Le CNLD indique que Karim Tabbou a été condamné dans l'affaire relative à l'« atteinte à l'unité nationale ». « Relaxe des poursuites de l'article 74 du Code pénal, et condamnation à un an de prison avec sursis et amende des poursuites de l'article 79 du Code pénal qui est l'atteinte à l'unité nationale », explique ledit comité.

Pour rappel, le procureur de la République près le tribunal de Koléa, dans la wilaya de Tipaza, a requis une peine de trois années de prison ferme contre l’activiste et homme politique Karim Tabbou. Il a comparu lundi 30 novembre dans l’affaire pour laquelle il a été arrêté la première fois, soit le 11 septembre 2019.
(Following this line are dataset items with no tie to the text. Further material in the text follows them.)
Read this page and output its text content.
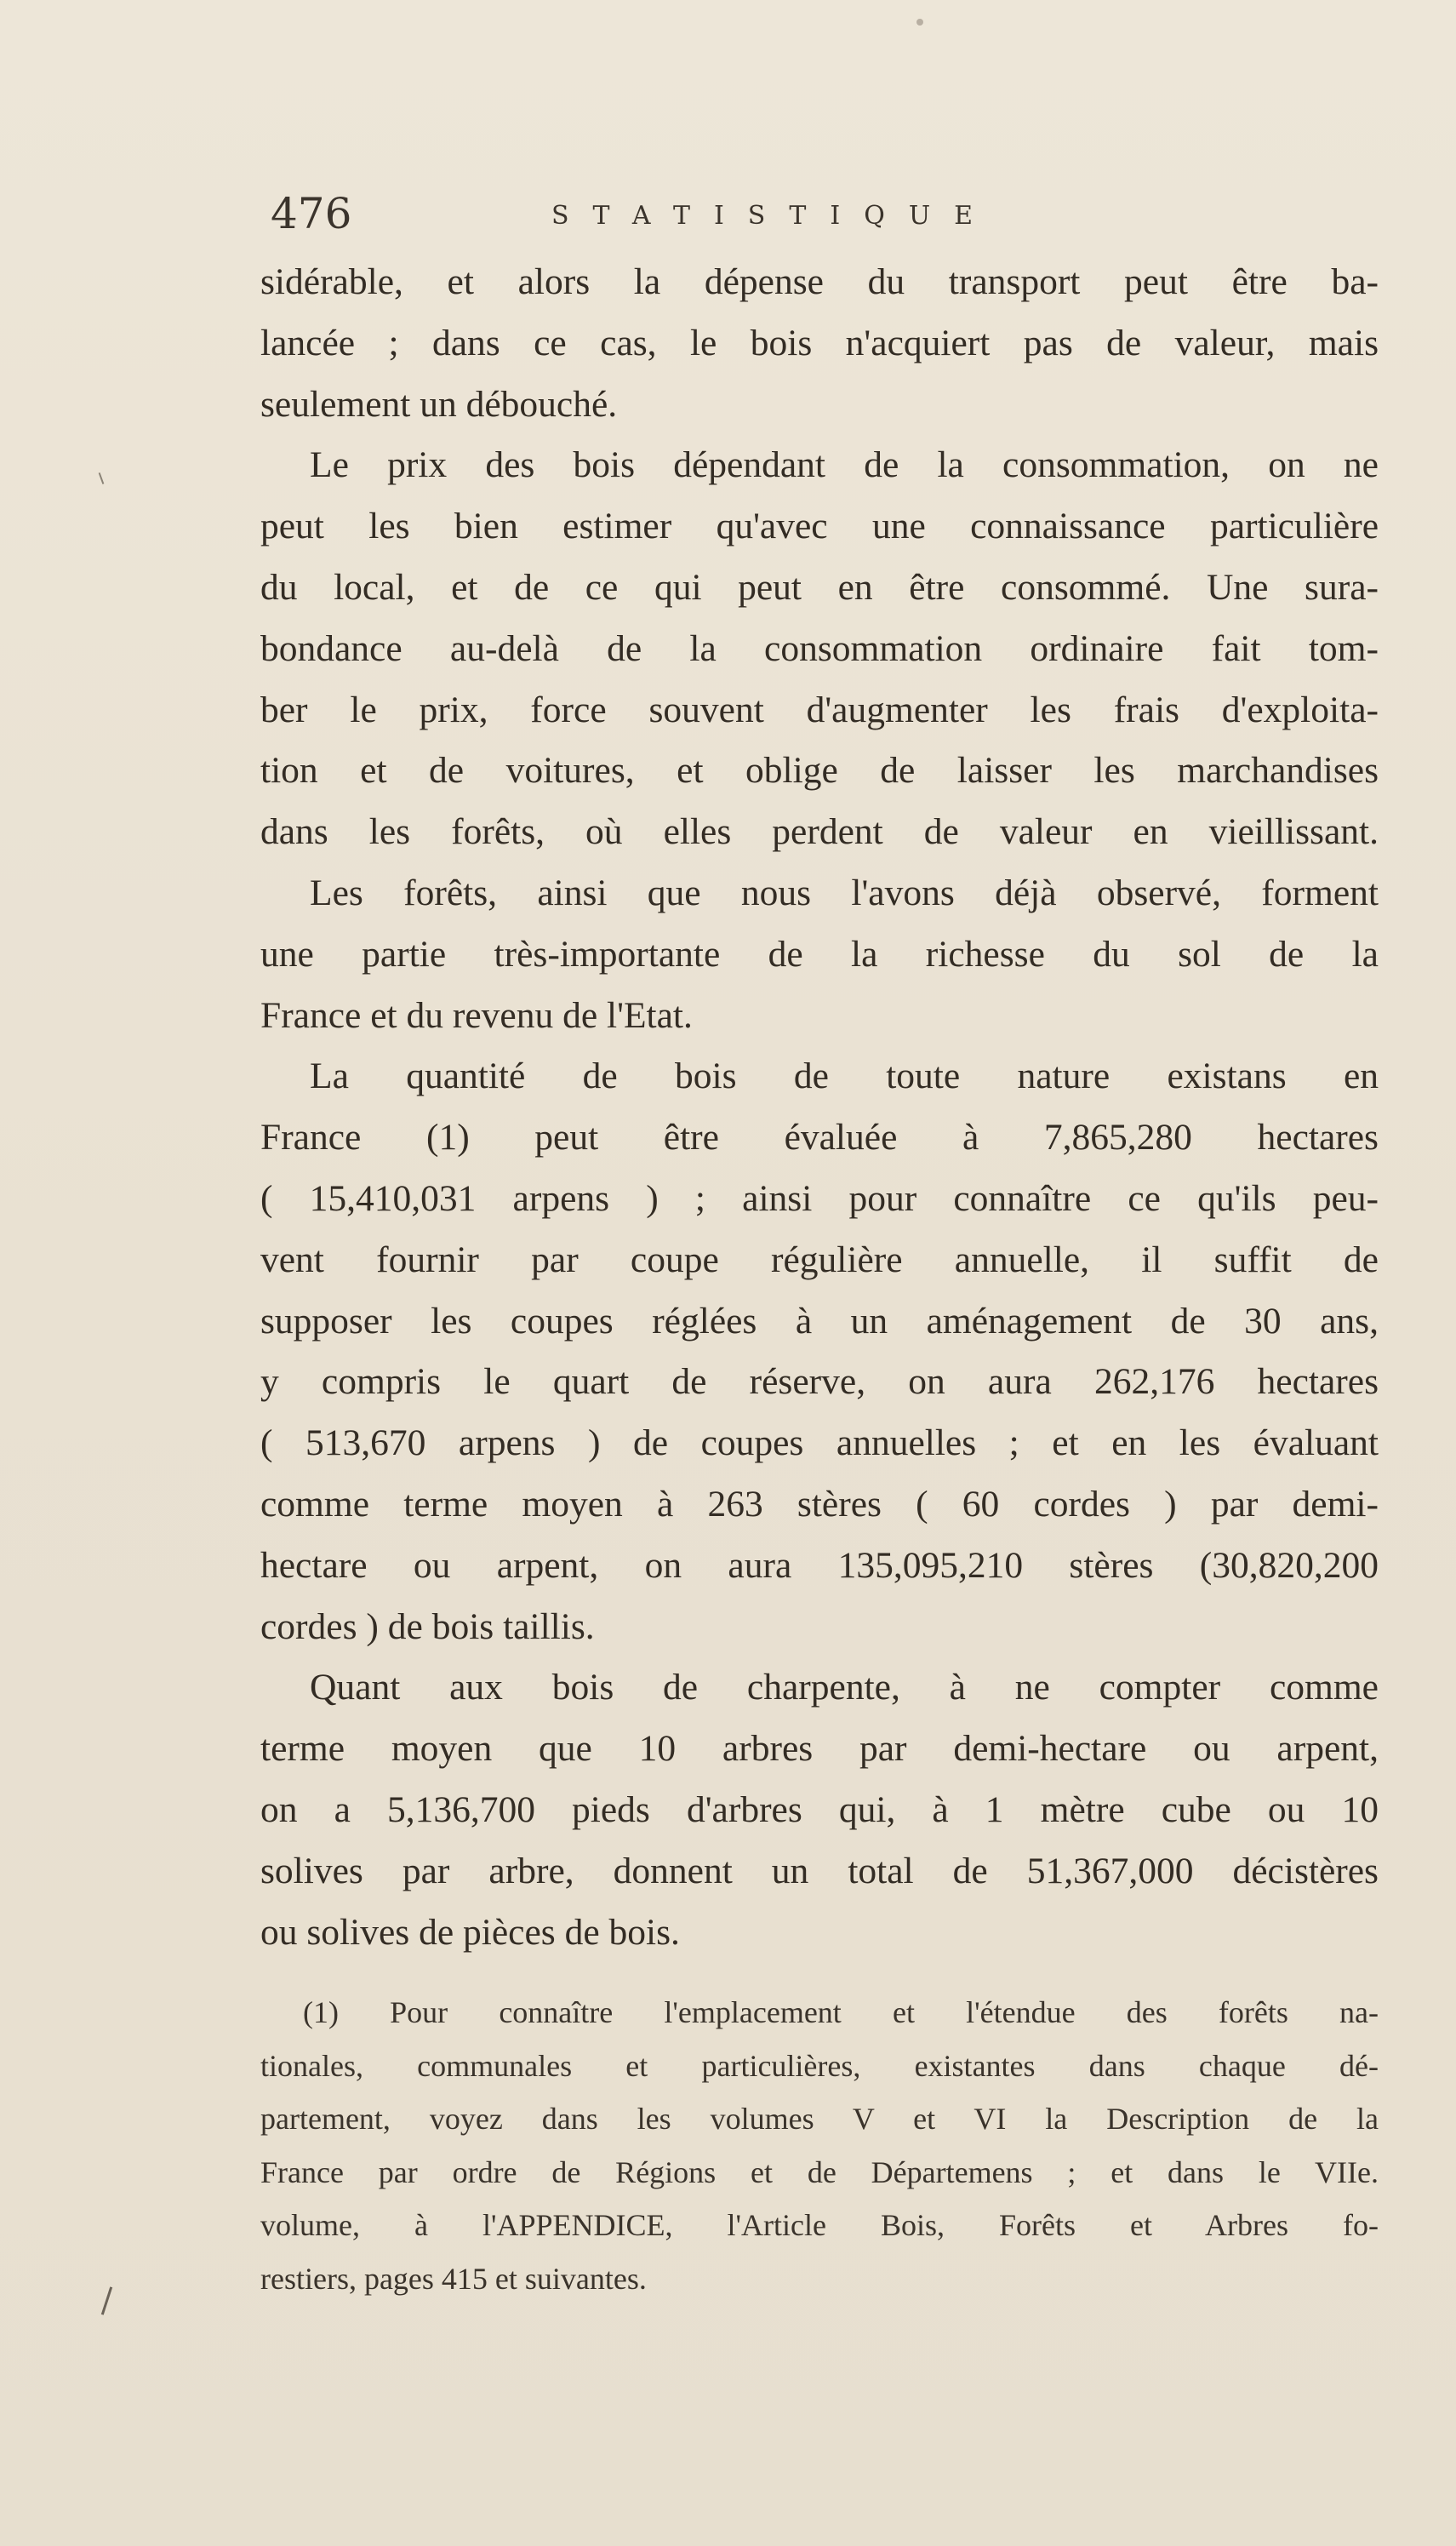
476	STATISTIQUE
sidérable, et alors la dépense du transport peut être ba-
lancée ; dans ce cas, le bois n'acquiert pas de valeur, mais
seulement un débouché.
Le prix des bois dépendant de la consommation, on ne
peut les bien estimer qu'avec une connaissance particulière
du local, et de ce qui peut en être consommé. Une sura-
bondance au-delà de la consommation ordinaire fait tom-
ber le prix, force souvent d'augmenter les frais d'exploita-
tion et de voitures, et oblige de laisser les marchandises
dans les forêts, où elles perdent de valeur en vieillissant.
Les forêts, ainsi que nous l'avons déjà observé, forment
une partie très-importante de la richesse du sol de la
France et du revenu de l'Etat.
La quantité de bois de toute nature existans en
France (1) peut être évaluée à 7,865,280 hectares
( 15,410,031 arpens ) ; ainsi pour connaître ce qu'ils peu-
vent fournir par coupe régulière annuelle, il suffit de
supposer les coupes réglées à un aménagement de 30 ans,
y compris le quart de réserve, on aura 262,176 hectares
( 513,670 arpens ) de coupes annuelles ; et en les évaluant
comme terme moyen à 263 stères ( 60 cordes ) par demi-
hectare ou arpent, on aura 135,095,210 stères (30,820,200
cordes ) de bois taillis.
Quant aux bois de charpente, à ne compter comme
terme moyen que 10 arbres par demi-hectare ou arpent,
on a 5,136,700 pieds d'arbres qui, à 1 mètre cube ou 10
solives par arbre, donnent un total de 51,367,000 décistères
ou solives de pièces de bois.
(1) Pour connaître l'emplacement et l'étendue des forêts na-
tionales, communales et particulières, existantes dans chaque dé-
partement, voyez dans les volumes V et VI la Description de la
France par ordre de Régions et de Départemens ; et dans le VIIe.
volume, à l'APPENDICE, l'Article Bois, Forêts et Arbres fo-
restiers, pages 415 et suivantes.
À lire aussi :  Réduction du nombre visas pour les Algériens : Un député français s’insurge

En effet, le représentant du ministère public ne semble pas vouloir être tendre avec Karim Tabbou avec ce réquisitoire de trois ans de prison et 100 000 dinars d’amende. Il a même requis la saisie de tous les objets confisqués dans ce dossier. A noter que ledit procès a été renvoyé plusieurs fois en dates du 6 avril, 27 avril, 1er juin, 29 juin, 14 septembre, 26 octobre et le 16 novembre derniers pour le 30 novembre.

Il a été également «condamné lors du procès en appel à la cour de Ruisseau d'Alger (24 mars) à un an de prison ferme alors que le tribunal de Sidi M'hamed l'avait condamné à un an de prison dont 6 mois de sursis », a tenu à rappeler le CNLD.